A how-to on doing #Water #ResourceManagement as badly as possible.

"Kevin Rein, who oversees water rights, made a similar sentiment clear to the Colorado River District board last July. “There’s nothing telling me that I should encourage people to conserve,” Rein said. “It’s a public resource. It’s a property right. It’s part of our economy.” "

And that right there is how the colonizer always destroys the Earth.

A cautionary tale future generations.

#Environment

https://www.propublica.org/article/colorado-river-water-uncompahgre-california-arizona

A Water War Is Brewing Over the Dwindling Colorado River

Diminished by climate change and overuse, the river can no longer provide the water states try to take from it.

ProPublica

The Baffler did a great article on this #Water #ResourceManagement issue & the wild history around it last year.

The piece points out that the calculation for how much water flows through the Colorado river is enormously off, by "a difference of just under two trillion gallons of water, or roughly the amount New York City uses in six years." (overestimates by over 37%)

This has been widely known since 1953, but the correct calculations have been ignored.

#Environment

https://thebaffler.com/salvos/dead-pools-webb

Dead Pools | Zachariah Webb

The signatories of the Colorado River Compact must finally reckon with the shoddy accounting on which they’ve built paradise.

The Baffler

And of course we have the classic white-guy policymaker move of:

"Plus, there’s still the enormous challenge of how to incorporate Native tribes, which also hold huge water rights but continue to be largely left out of negotiations."

@00Aaron And "Native tribes" vs. "Indigenous nations" as a language choice is another part of the colonialist problem.
@00Aaron It's Manon of the Spring on a massive scale waiting to happen with that attitude.
@00Aaron when we pipe canals, it's always our mission to put cfs back in-stream.
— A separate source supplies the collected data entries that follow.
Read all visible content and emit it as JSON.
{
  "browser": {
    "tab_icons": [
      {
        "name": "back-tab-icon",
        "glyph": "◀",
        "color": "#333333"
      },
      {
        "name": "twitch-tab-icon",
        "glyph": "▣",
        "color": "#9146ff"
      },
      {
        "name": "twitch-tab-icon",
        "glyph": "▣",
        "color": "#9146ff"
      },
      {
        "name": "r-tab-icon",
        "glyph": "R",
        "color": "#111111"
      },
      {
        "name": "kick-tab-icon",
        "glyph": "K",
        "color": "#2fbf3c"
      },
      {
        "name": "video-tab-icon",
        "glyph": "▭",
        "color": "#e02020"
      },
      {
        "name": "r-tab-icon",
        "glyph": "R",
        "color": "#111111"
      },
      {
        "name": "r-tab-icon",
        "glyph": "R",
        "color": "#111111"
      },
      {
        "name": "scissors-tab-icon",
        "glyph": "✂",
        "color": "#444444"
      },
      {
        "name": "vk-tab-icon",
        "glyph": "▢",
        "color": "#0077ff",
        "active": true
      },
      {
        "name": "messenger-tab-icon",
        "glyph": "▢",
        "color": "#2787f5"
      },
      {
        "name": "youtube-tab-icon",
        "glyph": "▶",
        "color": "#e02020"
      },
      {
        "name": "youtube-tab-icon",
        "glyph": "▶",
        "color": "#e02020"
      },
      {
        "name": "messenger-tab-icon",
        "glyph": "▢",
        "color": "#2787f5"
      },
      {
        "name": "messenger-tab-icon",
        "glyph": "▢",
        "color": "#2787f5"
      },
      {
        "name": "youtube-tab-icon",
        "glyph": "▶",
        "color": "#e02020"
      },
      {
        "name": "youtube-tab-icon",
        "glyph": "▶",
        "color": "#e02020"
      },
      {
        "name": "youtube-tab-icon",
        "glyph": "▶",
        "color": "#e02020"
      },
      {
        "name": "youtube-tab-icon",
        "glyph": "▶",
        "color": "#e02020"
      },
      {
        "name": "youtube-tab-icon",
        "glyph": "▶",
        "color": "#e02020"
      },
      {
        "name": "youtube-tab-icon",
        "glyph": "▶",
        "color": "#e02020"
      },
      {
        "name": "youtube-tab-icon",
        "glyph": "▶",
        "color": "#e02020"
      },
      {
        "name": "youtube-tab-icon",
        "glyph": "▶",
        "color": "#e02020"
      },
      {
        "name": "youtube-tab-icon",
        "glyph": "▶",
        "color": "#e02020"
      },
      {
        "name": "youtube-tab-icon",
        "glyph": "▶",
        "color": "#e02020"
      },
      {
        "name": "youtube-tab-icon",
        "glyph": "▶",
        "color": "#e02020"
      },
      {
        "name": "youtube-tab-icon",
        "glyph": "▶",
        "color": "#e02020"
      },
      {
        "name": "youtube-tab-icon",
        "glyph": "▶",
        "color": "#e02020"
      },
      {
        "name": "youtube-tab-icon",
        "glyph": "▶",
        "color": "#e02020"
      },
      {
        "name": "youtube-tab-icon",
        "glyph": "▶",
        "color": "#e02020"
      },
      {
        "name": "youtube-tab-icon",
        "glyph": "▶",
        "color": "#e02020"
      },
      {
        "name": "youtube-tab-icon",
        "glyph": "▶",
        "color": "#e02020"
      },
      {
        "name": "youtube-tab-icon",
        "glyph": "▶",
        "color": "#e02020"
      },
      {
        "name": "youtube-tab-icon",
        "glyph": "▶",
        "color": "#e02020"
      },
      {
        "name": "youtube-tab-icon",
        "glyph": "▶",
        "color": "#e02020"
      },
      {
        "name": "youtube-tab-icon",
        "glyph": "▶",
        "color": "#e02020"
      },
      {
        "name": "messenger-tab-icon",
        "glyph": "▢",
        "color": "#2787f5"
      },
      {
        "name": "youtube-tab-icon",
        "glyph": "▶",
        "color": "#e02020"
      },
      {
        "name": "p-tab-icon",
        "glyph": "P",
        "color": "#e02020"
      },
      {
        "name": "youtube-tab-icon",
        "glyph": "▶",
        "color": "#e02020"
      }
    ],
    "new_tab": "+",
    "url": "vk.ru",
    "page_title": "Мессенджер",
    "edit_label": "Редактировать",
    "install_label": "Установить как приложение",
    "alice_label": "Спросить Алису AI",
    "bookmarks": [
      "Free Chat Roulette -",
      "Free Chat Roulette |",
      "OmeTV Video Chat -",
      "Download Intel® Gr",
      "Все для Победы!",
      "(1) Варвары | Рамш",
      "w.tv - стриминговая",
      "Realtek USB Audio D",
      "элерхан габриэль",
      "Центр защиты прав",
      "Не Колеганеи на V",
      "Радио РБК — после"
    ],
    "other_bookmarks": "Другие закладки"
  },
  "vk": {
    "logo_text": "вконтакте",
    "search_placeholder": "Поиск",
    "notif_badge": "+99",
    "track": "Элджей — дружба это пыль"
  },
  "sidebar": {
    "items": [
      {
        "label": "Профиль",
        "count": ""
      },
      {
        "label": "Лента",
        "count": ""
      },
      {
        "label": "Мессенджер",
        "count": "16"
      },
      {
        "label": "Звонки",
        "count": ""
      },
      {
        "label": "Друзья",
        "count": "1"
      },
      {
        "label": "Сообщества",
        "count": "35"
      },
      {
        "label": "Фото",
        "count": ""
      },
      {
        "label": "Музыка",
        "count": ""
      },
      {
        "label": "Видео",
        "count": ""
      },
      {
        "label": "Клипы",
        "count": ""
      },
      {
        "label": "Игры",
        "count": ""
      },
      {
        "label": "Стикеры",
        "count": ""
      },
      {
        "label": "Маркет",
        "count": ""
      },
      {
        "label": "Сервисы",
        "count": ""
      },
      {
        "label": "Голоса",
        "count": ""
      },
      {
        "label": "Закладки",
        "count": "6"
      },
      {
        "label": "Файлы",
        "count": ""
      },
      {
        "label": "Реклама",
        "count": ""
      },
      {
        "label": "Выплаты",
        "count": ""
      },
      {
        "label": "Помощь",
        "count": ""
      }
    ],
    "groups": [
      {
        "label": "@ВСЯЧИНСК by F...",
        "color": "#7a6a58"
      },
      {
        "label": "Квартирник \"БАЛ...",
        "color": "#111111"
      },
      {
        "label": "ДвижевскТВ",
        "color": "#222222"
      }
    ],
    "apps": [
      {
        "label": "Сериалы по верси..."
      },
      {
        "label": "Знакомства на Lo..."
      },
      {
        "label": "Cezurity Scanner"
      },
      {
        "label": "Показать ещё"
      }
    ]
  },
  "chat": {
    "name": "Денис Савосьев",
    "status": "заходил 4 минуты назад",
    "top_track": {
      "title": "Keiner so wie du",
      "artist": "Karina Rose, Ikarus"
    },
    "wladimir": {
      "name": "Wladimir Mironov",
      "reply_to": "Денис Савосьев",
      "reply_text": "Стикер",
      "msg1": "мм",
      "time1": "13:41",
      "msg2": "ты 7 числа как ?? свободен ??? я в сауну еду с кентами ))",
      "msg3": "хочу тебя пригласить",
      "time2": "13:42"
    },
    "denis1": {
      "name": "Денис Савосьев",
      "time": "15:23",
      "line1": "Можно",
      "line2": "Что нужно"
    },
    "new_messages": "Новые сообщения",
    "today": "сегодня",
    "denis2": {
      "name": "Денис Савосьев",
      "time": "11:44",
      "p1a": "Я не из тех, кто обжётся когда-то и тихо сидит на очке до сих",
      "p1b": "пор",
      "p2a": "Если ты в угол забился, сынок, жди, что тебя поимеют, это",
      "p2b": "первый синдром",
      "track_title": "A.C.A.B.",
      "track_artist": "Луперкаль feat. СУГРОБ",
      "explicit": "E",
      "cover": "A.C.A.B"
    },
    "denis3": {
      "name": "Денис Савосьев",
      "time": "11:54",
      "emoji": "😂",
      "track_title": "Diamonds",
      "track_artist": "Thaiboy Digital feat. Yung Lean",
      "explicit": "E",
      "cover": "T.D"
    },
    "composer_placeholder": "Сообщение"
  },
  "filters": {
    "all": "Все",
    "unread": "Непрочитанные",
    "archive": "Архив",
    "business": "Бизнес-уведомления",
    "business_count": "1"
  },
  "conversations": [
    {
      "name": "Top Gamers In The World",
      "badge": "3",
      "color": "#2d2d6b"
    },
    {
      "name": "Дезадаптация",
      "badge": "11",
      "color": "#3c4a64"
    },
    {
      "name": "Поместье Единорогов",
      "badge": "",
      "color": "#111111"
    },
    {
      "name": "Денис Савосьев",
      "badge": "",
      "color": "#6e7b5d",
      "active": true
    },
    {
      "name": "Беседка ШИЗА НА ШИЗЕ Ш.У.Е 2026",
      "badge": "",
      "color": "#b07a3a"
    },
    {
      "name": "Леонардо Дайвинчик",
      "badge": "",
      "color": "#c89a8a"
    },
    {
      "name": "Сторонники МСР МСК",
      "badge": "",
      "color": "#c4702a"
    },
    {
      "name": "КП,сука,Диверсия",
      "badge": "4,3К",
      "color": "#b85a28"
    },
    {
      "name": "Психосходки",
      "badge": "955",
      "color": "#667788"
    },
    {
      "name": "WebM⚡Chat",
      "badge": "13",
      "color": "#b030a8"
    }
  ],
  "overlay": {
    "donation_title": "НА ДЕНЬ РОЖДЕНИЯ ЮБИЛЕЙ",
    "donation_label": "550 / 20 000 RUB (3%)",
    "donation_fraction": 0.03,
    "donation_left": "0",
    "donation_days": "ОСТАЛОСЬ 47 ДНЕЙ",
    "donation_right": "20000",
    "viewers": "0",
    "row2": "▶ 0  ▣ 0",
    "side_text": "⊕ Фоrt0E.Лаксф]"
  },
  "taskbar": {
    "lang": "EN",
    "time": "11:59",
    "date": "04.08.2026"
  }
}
Modernization could relieve a lot of the pressure on the Colorado
I really hate seeing water being wasted on lawns and filling private swimming pools. I support water restrictions.
@00Aaron I don’t even think Colorado allows rain water harvesting which they really need to get busy with
@00Aaron more generally, the tragedy of the commons. Given the opportunity, humans will fuck it all up.
@00Aaron A cautionary tale, for sure, but not just “for future generations”: also for current ones which pretty soon will be suffering shortages due to that kind of shortsightedness by people/public official that should be doing their best to preserve limited and already stressed natural resources.
@00Aaron Colorado River has been in over draft since 1923.
1 million years for nature to collect the water .
100 years for humans to drain it
@00Aaron: Irritating low dollar field crops with water from the Colorado River makes no sense - especially when the crops are sent overseas to countries that can no longer pump water to grow their own crops.
@00Aaron how long until this situation becomes the norm everywhere?